Cadre électoral : Le NET propose 4 députés pour la diaspora

Cadre électoral : Le NET propose 4 députés pour la diaspora

SHARE
Gerry Taama, Président du NET
Gerry Taama, Président du NET
image_pdfimage_print

Au-delà des réformes institutionnelles et constitutionnelles, la révision du cadre électoral fait aussi partie des revendications de l’opposition togolaise. Au rang de ces revendications, le vote des togolais de l’étranger. Le Président du parti politique Nouvel Engagement Togolais NET (opposition) est revenu sur le sujet au cours d’une conférence de presse animée ce jeudi à Lomé.

Pour les prochaines élections législatives, Gerry Taama propose en effet 4 députés pour la diaspora. 1 pour l’Europe, un pour l’Asie, un pour l’Amérique et un pour l’Afrique. Une proposition qui selon lui, pourra être affinée après l’inscription sur les listes électorales.

Le NET propose que toute représentation diplomatique ayant enregistré plus de 200 inscriptions puisse disposer d’un bureau de vote fonctionnant sous la même base que sur le territoire national. « Une loi devrait organiser ce vote (…) ; La CENI devrait par conséquent établir ses démembrements à l’international, et disposer d’une CELI dédiée au vote de la diaspora. Cette CELI fonctionnera suivant les mêmes principes que les CELI nationales », ajoute le candidat malheureux de la présidentielle de 2015.

Autre sujet porté à la connaissance des Hommes de médias, les propositions du NET en ce qui concerne la révision constitutionnelle. Ces propositions portent sur 26 articles de la présente Constitution. L’innovation majeure de la proposition de modification constitutionnelle de ce parti repose principalement sur le changement du régime politique actuel en un régime politique de type présidentiel.

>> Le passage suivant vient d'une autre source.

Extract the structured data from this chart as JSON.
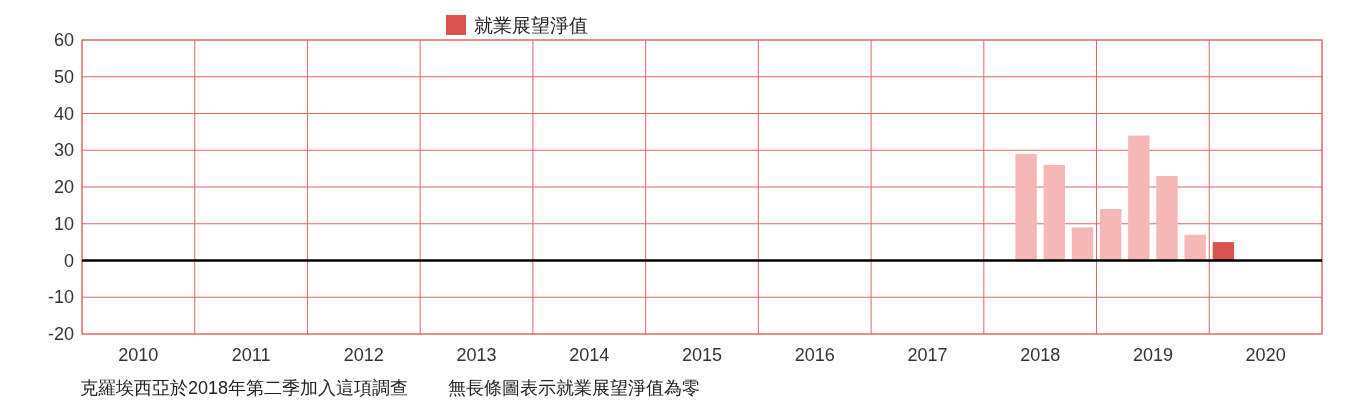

Le NET estime en effet que le régime présidentiel présente plusieurs avantages à savoir qu’en cas de vacance de pouvoir, le vice-président termine le mandat du président, le Président de la République est seul responsable de la politique de son gouvernement. Aussi, la présence d’un Premier ministre est-elle optionnelle ; il s’agit simplement d’un super ministre chargé de coordonner l’action du gouvernement. L’autre avantage, souligne le NET, est que l’exécutif n’est plus « une usine de fabrication des lois », mais « c’est bien le parlement qui vote les lois qui sont ensuite mises en exécution par le gouvernement ».

« Ces trois avantages sont exploités par plusieurs pays de la sous-région qui sont passés au régime présidentiel et qui jouissent aujourd’hui d’une stabilité remarquable (Benin, Ghana, Nigéria, Cote d’ivoire)», a expliqué Gerry Taama.

Le NET a envoyé l’ensemble de ses propositions aux acteurs du dialogue politique actuellement en cours à savoir la Coalition des 14 partis de l’opposition, le parti Union pour la République UNIR (au pouvoir), le Gouvernement et la mission de facilitation présidée par le Chef de l’Etat ghanéen Nana Akufo-Addo.